I moved in with Caleb a couple weeks after graduating high school, and I haven’t heard from him since. Don’t even know what his current number is.
I tell myself I don’t care. But truly? I wish I had a better relationship with my parents. Or maybe I just wish I had different parents worth having a better relationship with.
Along the way, I picked up older friends, coworkers, certain teachers who I held as role models and examples rather than my mom and dad. Some of those choices were wiser than others.
Transferring to Brumehill feels like a new beginning in more ways than one.
I’m a natural extrovert and never had trouble making friends, so I’m not really intimidated by the fact that I don’t know anyone here.
Well, except for one person.
My heart shouldn’t still do that stupid little tug in my chest every time I think about him.
And I shouldn’t have been buzzing with nervous tension at the beginning of every class today, eyeing the door to see if he would walk through it and be one of my classmates.
But it does, and I did.
All the while, who knows if he’d even recognize me. Hell, who knows if he’d recognize me if he sat next to me and we exchanged words.
Hey, maybe if that does happen, if we meet and talk and I realize he doesn’t even remember who I am, that’ll help me truly get over him, for good.
For some reason, that thought has a sharp sadness slicing into my chest that feels even worse than the lingering heartbreak I’m used to.
With a mental effort, I shove thoughts of Lane out of my head. I’m almost home. I’m going to drop my stuff off and brave the January chill to take another stroll around town. Maybe check out the coffee shops and scope out the best future study spots.

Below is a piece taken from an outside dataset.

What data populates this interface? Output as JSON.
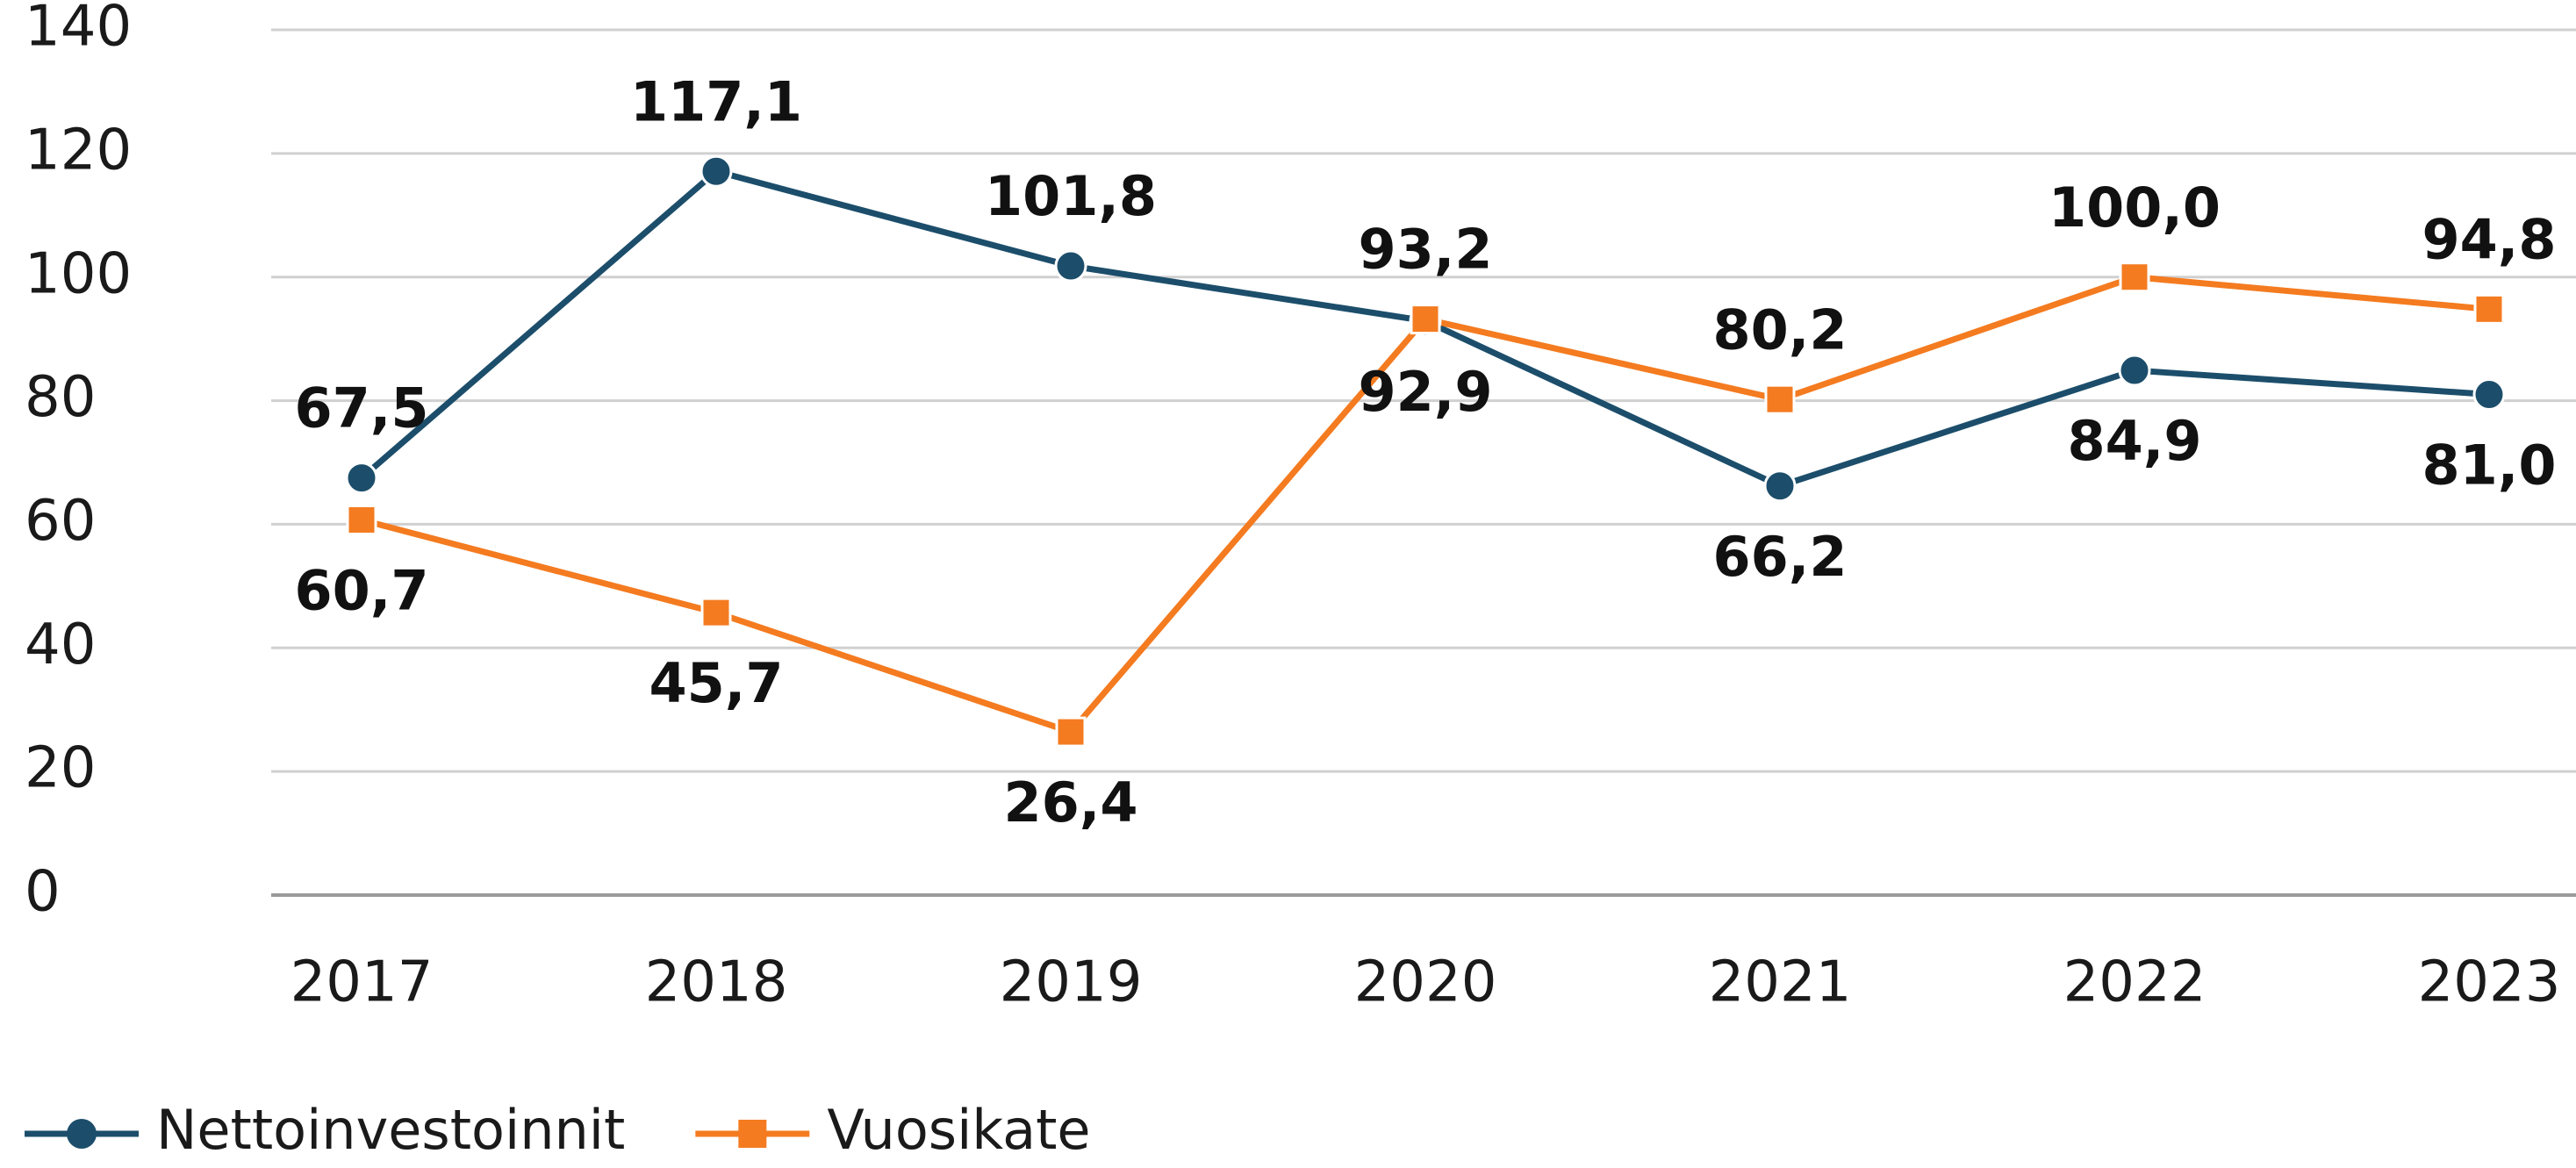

The landlord lives in the two stories of the rowhouse above my basement apartment. She’s a single mother with two young kids, and considering how narrow and tiny the house is, you’re probably running into someone’s elbow every time you turn around. The place has been renovated so that I have my own entryway through a back door separate from their living space.
I hop down the staircase step by step, and when I finally land on the floor …
I hear a splash.
When I notice that the floor of my apartment is glistening and reflecting the light that makes its way into the room from the high and narrow windows that just barely rise above ground level, my stomach drops.
Carpet doesn’t tend to shine and glimmer like this.
But a two-inch deep surface of water does.
Thinking better of flipping the light switch, since I have a basic idea that water and electricity aren’t the best of friends, I pull out my phone and use the flashlight to survey the scene.
The pool of water is spread evenly through the small rectangular space. Luckily, I’ve hung most of my clothes up in the closet or placed boxes of them on the shelf over the hangers. I frown when my light sweeps over my line of shoes lying on the ground, though.
At least the boots I tugged on this morning are water-resistant, because they’re officially my only pair of footwear.
I heave a sigh and get ready to march back up the stairs to tell Sabrina, my landlord, the great news.
I usedto believe that I’d take an interesting clusterfuck of a day over a boring day. Well, the last twenty-four hours may have changed my mind.
My landlord was able to get a plumber out to drain the flooding yesterday, but they found it was caused by a leak that’s going to require replacing the whole piping system in the basement to fix.
Sabrina doesn’t have anything close to the amount of money it’s going to take to do that. It’s way more than I’d even end up paying her in rent over the next year, and she doesn’t know when she’s going to be able to complete the necessary repairs.
She was nice enough to let me sleep on her couch last night because I had nowhere else to go, but that’s not a long-term solution. So, now I’m sitting in a coffee shop in downtown Cedar Shade after my second day of classes, browsing the incredibly meager local apartment listings.
In a small college town like this, it’s no surprise that almost everything on the market has been snatched up by the first week of the semester.
The search isn’t exactly going well.